As the bitter race between Trump and former US vice president Joe Biden, the Democratic Party’s candidate, winds down, the talks this week in New Delhi aim to reinforce the US president’s anti-China campaign message.
US Secretary of State Mike Pompeo and US Secretary of Defense Mark Esper are to meet their Indian counterparts for strategic and security talks tomorrow, after which Pompeo is to travel on to Sri Lanka, the Maldives and Indonesia.
All of them are contending with a tug-of-war between Washington and Beijing that has intensified as Trump seeks to paint Biden as weak on China.
Trump has played up his friendship with Indian Prime Minister Narendra Modi in his re-election bid, but might have set his case back with an off-the-cuff remark about climate change at his debate with Biden on Thursday.
“Look at China, how filthy it is. Look at Russia. Look at India, it’s filthy. The air is filthy,” he said, defending his decision to withdraw from the Paris Agreement.
Whether offense would be taken by the Indians or whether it would affect Pompeo and Esper’s mission is not clear.
Yet, regardless of election considerations, it is a critical time in the US-India relationship as China looms large over what Washington has labeled the Indo-Pacific region.

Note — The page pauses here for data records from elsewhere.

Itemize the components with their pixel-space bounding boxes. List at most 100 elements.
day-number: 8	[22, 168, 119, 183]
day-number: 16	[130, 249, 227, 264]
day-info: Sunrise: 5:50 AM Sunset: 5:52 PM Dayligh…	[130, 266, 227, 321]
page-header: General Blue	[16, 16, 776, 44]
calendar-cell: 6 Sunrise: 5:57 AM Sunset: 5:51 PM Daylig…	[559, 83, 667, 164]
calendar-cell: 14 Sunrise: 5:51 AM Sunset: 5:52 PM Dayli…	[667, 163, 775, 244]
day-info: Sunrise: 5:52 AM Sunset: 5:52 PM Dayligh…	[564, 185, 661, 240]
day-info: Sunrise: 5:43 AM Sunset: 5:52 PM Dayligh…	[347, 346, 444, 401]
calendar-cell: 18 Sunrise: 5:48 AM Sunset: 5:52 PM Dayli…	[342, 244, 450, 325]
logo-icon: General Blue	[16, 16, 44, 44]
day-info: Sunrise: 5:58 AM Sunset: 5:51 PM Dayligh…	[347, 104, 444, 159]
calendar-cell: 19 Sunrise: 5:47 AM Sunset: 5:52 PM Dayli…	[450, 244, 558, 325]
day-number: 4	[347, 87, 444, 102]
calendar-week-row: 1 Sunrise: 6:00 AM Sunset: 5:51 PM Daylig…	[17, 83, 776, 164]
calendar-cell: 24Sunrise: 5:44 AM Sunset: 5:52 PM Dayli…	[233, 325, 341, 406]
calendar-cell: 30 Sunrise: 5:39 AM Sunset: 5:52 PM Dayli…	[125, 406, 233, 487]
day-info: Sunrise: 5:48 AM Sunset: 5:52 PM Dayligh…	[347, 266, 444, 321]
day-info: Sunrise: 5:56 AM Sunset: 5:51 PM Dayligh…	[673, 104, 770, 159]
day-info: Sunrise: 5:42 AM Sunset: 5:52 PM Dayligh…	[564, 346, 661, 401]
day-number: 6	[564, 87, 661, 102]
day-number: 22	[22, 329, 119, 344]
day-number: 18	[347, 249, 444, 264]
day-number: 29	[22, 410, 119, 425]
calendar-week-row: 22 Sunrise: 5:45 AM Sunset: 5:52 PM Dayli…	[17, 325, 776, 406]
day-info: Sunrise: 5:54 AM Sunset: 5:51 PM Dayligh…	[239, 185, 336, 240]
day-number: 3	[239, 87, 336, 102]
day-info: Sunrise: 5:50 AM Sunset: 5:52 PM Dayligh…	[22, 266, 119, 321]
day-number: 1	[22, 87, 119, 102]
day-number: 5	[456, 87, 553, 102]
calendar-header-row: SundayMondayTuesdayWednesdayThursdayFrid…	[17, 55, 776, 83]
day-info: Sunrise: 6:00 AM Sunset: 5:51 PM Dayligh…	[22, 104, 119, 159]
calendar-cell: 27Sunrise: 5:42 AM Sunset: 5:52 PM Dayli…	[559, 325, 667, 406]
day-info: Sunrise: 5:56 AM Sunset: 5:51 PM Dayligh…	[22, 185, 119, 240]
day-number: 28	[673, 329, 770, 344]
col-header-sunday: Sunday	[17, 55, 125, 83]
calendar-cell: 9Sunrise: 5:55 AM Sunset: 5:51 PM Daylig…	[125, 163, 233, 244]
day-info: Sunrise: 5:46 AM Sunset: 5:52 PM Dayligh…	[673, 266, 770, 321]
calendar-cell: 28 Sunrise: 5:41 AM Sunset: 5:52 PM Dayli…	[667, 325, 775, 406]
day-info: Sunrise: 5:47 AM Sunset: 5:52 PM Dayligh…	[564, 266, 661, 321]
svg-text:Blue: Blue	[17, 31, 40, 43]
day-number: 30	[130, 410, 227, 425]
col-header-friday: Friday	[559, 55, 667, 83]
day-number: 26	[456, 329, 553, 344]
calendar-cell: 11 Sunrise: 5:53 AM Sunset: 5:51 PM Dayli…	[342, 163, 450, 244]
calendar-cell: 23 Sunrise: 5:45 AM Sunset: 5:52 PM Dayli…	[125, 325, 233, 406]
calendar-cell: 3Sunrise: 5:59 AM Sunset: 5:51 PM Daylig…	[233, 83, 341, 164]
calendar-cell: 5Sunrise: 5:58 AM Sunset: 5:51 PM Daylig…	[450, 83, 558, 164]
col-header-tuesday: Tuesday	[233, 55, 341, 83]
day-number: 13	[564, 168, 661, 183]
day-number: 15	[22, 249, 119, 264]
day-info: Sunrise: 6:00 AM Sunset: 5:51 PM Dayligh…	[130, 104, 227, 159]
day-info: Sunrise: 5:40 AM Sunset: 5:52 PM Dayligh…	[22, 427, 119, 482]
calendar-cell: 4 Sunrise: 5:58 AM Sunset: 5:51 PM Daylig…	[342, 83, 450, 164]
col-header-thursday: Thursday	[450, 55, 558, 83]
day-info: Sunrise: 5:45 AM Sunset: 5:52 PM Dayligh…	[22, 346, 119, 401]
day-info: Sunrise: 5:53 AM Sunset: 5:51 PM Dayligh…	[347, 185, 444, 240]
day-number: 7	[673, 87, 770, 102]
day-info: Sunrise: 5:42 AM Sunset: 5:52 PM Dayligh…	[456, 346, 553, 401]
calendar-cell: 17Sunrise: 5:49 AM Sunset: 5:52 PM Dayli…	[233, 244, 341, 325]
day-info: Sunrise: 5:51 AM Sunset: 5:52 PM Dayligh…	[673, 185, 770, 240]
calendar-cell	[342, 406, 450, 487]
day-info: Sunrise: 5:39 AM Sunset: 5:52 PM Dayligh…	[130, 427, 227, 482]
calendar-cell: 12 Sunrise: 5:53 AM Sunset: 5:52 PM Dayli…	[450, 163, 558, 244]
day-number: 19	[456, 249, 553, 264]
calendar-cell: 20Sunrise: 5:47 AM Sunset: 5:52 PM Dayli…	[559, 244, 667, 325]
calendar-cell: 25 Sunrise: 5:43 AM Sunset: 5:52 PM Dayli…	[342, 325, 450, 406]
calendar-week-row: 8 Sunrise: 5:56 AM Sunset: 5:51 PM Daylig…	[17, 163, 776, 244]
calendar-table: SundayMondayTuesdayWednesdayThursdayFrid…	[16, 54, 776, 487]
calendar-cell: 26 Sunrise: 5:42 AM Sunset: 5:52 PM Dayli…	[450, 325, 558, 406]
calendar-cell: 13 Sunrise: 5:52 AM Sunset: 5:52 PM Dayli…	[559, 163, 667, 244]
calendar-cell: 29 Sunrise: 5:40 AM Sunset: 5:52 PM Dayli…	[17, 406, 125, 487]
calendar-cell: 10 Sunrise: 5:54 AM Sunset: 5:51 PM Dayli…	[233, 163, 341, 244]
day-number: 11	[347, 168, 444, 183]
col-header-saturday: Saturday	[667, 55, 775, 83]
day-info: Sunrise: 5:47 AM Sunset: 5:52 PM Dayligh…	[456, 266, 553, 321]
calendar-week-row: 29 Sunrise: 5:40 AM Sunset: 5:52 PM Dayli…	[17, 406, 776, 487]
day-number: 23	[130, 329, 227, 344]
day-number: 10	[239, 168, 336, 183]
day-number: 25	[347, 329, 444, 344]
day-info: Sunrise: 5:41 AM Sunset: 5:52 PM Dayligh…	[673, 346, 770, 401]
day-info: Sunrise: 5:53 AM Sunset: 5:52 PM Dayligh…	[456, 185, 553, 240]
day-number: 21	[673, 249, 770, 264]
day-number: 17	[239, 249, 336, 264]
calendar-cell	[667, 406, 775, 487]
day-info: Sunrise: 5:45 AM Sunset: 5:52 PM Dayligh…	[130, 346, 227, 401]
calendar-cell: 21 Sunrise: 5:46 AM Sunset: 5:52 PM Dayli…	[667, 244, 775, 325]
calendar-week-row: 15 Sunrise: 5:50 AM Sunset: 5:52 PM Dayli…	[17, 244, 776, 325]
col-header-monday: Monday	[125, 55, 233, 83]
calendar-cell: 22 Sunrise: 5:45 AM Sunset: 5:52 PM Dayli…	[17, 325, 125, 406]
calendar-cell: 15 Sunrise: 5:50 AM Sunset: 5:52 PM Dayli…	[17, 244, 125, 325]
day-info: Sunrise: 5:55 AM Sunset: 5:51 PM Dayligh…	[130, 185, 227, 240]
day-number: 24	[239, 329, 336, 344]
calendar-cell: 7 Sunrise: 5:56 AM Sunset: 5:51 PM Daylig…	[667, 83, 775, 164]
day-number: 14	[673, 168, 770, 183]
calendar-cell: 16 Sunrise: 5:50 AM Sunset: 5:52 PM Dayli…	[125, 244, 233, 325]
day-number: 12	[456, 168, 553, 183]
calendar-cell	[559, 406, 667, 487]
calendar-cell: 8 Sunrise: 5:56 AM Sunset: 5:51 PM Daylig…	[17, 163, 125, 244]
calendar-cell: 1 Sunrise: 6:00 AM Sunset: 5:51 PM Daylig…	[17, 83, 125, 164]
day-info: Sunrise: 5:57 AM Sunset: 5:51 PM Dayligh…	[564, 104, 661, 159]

Heightened border tensions between New Delhi and Beijing have only added to Chinese-US animosity that has been fueled by disputes over Taiwan, the COVID-19 pandemic, trade, technology, Tibet, Hong Kong, human rights, and disputes between China and its smaller neighbors in the South China Sea. Those competing maritime and territorial claims would figure prominently at Pompeo’s last stop in Indonesia.
Meanwhile, India is looking to emerge from a shell of internal issues, including unrest in the Himalayan region of Kashmir, and is keen to join a group of like-minded countries facing twin threats from China and Pakistan.
Tomorrow’s meetings come amid a flareup in military tensions between India and China over disputed mountainous border, with tens of thousands of their soldiers in a standoff since May.
India and China fought a month-long war over the region at the height of the Cuban Missile Crisis in the fall of 1962 and some fear a similar confrontation before this winter sets in.
Pompeo has made no secret of the Trump administration’s desire to isolate China.
Asked about his trip, Pompeo said last week: “I’m sure that my meetings will also include discussions on how free nations can work together to thwart threats posed by the Chinese Communist Party.”
Ahead of Pompeo and Esper’s visit, US Deputy Secretary of State Stephen Biegun visited New Delhi last week and called China “an elephant in the room,” saying that Washington is keen to advance India’s interests in the region.